A December piece by Rosie Gray that I reread after listening to her on NPR does the best job of capturing “alt-right” beliefs. Jared Taylor, who I heard for the first time on that same NPR show, strongly approved of Gray’s work and didn’t mention anything about the reassuring (to me) fact that Gray omits Steve Sailer. She gives plenty of space to some major players in what is clearly a fringe movement, capturing both the beliefs and the behavior, while allowing conservative pro-Trump folks like Coulter and Limbaugh a chance to clarify whether or not they were part of the alt-right, rather than just assuming it. I learned a few things–that The Cathedral , as Moldbug calls it, is their Synagogue, and how “echo” links to the multiple parentheses. Gray even explains the frog.
Up last is my favorite of the three alt-right descriptions by TA Frank, How the Alt Right Became the Party of Hate. While Gray reports from the inside, Frank examines the movement’s path from unknown to mainstream, spotting this Evan Osnos piece as the initial piece connecting Trump to the alt-right, and pointing out that Breitbart is “nowhere near” the alt-right, linked to them only through its “biggest provocateur, Milo”. Frank’s piece often delights, for example: He was not reading Carl Schmitt. Neither is Bannon. And neither is the 70-year-old billionaire for whom Bannon is now working. (Trump’s staffers would be lucky to get their boss to read his own policy papers.)
But more importantly, from my admittedly self-absorbed perspective, Frank likewise portrays the “alt-right issue” as one of different regions. The alt-right–white-nationalist, anti-Semitic, democracy doubting– is fringe, a tiny country with rocky terrain and few friendly neighbors.

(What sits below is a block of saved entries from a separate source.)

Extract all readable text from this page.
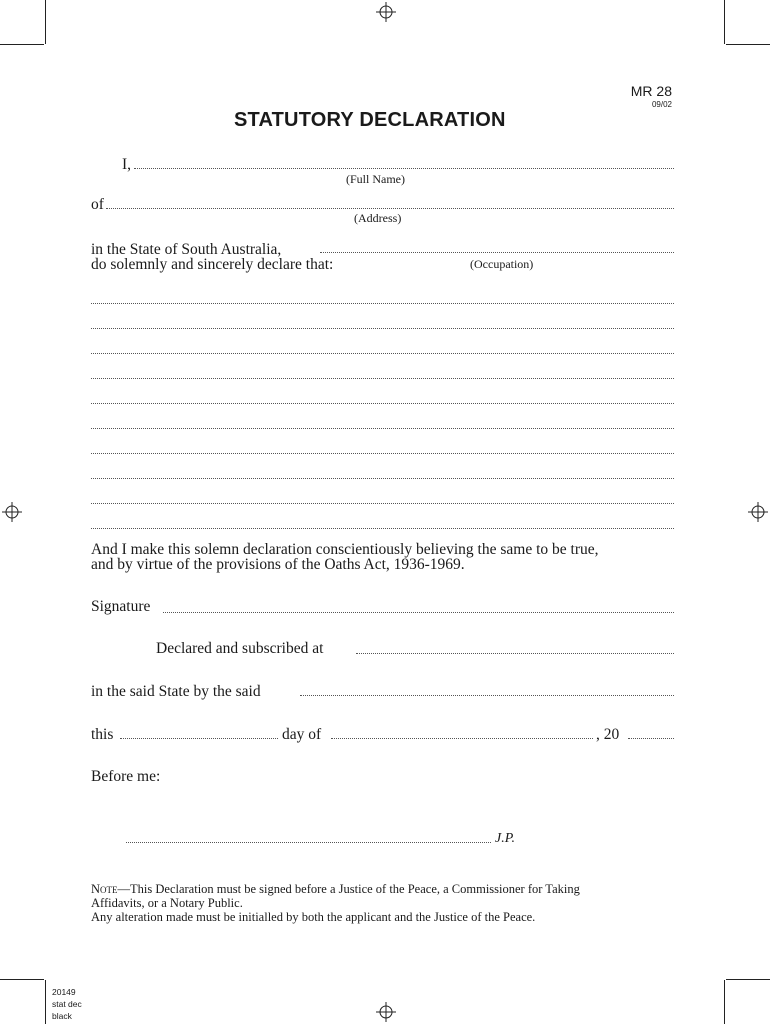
MR 28
09/02
STATUTORY DECLARATION
I,
(Full Name)
of
(Address)
in the State of South Australia,
do solemnly and sincerely declare that:	(Occupation)
And I make this solemn declaration conscientiously believing the same to be true,
and by virtue of the provisions of the Oaths Act, 1936-1969.
Signature
Declared and subscribed at
in the said State by the said
this	day of	, 20
Before me:
J.P.
Note—This Declaration must be signed before a Justice of the Peace, a Commissioner for Taking
Affidavits, or a Notary Public.
Any alteration made must be initialled by both the applicant and the Justice of the Peace.
20149
stat dec
black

Another region, according to Franks, is white resentment and tension as more whites struggle economically, while thanks to continuing progressive disparagement makes them feel under attack. In my geography the men’s rights movement, neoreaction, the Dark Enlightenment proper, all live here. This region is, I believe, consistent with what Breitbart writer Milo considers the alt-right–and, possibly, accounts for the behavior problems mentioned above.
The third region contains the people who notice and describe the denial ferociously practiced by those responsible for our nation’s social policies. In this world lives Ron Unz, hbdchick, Razib Khan, Jason Richwine, JayMan, Greg Cochrane, VDare magazine (I think), John Derbyshire, Steve Sailer, and, yeah, me. People in this space have either suffered professionally for their opinions and writings, or are anonymous because they fear repercussions. But it’s their opinions, not their political objectives or behaviors, that are at issue.
The three regions don’t overlap much. The first two read the third, but the reverse is less common. The first two are safely described as alt-right. The third is the one that is cause for disagreement.
What binds the three regions, why they think of themselves as related in some way, is not anti-Semitism, not racism, (or “race realism”), not men’s rights, not separatism, not political objectives. I can’t stress this enough.